Cross-lingual sparse retrieval + reasoning + GA imagination over typed concept anchors (EN/JA/KO).
Project description
BlackMagic
Cross-lingual sparse retrieval + reasoning + GA imagination over typed
concept anchors. Default encoder is a multilingual SPLADE fine-tune
(cp500/opensearch-neural-sparse-en-jp-ko)

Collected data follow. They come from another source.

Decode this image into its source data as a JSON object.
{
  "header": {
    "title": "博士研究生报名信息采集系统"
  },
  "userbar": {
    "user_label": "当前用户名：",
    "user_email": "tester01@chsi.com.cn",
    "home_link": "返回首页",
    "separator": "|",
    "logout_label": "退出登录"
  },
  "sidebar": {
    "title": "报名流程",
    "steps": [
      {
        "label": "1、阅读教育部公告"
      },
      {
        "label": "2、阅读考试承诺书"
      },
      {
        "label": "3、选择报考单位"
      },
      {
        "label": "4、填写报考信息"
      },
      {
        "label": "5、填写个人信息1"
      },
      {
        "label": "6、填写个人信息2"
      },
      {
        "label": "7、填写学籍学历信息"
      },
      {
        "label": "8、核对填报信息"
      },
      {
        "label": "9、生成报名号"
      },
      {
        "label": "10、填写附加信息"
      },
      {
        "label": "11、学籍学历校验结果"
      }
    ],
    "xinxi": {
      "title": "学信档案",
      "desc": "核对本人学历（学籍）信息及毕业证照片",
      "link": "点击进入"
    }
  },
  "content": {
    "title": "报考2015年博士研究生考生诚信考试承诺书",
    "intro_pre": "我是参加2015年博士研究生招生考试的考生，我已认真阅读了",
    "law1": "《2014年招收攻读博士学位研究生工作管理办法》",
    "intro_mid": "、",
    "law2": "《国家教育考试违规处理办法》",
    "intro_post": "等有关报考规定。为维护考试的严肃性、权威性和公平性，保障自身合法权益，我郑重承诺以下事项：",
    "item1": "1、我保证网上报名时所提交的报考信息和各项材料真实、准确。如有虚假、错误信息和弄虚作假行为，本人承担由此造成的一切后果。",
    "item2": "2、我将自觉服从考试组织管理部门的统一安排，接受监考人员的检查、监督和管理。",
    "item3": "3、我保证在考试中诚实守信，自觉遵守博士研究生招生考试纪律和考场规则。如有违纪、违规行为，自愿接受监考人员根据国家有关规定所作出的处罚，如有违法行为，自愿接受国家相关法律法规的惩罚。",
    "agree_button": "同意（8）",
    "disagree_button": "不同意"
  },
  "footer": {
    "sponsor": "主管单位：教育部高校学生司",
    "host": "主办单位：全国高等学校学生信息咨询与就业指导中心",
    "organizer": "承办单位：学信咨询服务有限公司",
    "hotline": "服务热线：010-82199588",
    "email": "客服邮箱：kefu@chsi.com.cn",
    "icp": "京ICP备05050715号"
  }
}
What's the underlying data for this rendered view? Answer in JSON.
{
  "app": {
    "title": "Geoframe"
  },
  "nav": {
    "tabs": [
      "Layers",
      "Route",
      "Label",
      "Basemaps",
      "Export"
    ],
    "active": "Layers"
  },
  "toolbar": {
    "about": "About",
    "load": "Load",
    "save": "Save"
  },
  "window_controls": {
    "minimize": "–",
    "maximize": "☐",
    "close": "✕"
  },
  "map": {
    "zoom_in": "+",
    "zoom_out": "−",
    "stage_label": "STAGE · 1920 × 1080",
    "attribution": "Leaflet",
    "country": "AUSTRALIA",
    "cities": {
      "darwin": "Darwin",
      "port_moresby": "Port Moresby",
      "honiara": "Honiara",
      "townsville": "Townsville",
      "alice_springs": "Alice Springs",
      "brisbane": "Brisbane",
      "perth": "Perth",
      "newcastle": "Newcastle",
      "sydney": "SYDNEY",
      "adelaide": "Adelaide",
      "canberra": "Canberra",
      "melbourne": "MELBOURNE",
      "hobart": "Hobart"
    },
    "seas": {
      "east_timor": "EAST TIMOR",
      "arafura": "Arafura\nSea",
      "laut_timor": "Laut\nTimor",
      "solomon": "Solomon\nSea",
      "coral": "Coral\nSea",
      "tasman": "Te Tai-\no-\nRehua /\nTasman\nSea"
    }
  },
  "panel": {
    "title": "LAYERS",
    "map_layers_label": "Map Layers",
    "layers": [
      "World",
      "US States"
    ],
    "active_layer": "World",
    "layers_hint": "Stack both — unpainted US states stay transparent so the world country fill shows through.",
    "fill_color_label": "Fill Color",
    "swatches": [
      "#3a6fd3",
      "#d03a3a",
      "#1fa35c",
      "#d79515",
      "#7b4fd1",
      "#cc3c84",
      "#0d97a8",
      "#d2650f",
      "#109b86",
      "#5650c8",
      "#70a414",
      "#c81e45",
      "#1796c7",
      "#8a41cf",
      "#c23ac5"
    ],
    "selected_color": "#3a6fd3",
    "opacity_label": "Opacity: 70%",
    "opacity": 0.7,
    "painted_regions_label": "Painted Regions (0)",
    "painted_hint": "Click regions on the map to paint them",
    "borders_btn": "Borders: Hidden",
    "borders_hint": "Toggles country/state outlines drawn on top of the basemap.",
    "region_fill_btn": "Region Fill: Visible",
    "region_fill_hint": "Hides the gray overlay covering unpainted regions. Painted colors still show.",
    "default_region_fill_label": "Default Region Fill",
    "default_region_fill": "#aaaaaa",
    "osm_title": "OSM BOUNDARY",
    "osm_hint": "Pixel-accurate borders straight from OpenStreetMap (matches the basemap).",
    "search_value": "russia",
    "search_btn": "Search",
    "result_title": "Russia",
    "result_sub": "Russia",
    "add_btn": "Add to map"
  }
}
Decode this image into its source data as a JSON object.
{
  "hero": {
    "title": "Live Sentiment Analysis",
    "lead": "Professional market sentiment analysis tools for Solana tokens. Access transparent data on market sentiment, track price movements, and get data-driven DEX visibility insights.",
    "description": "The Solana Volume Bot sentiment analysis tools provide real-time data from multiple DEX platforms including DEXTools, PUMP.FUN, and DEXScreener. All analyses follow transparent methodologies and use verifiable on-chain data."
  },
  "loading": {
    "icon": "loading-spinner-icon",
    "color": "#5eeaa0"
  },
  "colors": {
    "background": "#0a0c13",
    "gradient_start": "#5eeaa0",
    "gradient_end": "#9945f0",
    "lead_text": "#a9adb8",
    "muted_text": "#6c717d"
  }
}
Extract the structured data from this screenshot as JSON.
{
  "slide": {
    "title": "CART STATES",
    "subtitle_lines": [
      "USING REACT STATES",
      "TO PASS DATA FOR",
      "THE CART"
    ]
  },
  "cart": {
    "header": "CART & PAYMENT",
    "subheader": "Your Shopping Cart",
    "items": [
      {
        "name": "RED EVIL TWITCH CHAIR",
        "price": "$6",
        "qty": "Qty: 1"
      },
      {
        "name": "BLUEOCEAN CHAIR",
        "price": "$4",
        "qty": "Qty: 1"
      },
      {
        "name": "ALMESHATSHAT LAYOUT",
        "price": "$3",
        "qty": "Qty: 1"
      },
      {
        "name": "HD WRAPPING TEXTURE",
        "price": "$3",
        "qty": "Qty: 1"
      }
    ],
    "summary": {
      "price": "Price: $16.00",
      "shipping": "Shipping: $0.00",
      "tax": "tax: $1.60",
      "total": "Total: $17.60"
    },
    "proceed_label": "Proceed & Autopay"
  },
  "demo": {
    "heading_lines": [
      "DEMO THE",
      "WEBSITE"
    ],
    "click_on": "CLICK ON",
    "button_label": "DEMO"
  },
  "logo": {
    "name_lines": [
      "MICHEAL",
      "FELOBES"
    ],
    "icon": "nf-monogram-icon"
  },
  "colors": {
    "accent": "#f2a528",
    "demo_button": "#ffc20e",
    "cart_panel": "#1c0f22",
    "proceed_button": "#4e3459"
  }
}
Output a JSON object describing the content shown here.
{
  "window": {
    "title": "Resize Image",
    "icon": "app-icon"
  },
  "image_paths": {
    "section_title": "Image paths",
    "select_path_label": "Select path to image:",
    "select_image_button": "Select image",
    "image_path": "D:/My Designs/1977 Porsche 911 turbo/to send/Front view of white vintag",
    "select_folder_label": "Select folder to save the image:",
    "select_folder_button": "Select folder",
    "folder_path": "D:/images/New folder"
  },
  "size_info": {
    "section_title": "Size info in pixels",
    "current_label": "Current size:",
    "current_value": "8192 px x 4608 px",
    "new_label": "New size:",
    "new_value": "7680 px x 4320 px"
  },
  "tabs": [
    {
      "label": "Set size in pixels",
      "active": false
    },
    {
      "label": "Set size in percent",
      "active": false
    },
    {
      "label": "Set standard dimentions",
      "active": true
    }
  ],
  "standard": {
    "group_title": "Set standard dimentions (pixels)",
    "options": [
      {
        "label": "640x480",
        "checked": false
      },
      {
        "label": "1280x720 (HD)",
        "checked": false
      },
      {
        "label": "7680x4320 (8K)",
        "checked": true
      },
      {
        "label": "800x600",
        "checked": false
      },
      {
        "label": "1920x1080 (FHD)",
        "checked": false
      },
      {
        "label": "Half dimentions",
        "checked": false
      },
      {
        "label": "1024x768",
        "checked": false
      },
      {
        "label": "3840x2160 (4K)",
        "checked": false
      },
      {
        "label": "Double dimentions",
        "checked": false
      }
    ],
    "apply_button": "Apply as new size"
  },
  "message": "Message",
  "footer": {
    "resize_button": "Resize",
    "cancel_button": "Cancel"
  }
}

so an English-authored schema retrieves across EN / JA / KO.
Install
pip install blackmagic-retrieval
The multilingual SPLADE model (~670MB) is downloaded from HuggingFace on
first use and cached by the transformers library. For development:
git clone <repo>
pip install -e '.[dev]'
PYTHONPATH=src pytest tests/
Quickstart
from blackmagic import BlackMagic, BlackMagicConfig
bm = BlackMagic(BlackMagicConfig(
schema_path="examples/automotive_schema.json",
db_path=":memory:",
))
bm.ingest([
{"text": "Toyota announced a $13.6B investment in battery production.",
"id": "d1", "timestamp": "2026-03-01"},
{"text": "Honda launches new EV in partnership with CATL.",
"id": "d2", "timestamp": "2026-03-15"},
])
# Sparse retrieval with persona valence
result = bm.search("automakers investing in batteries", persona="investor")
for inf in result.infons[:5]:
print(inf.subject, inf.predicate, inf.object, inf.confidence)
# Dempster-Shafer claim verification
v = bm.verify_claim("Toyota is aggressively investing in batteries.")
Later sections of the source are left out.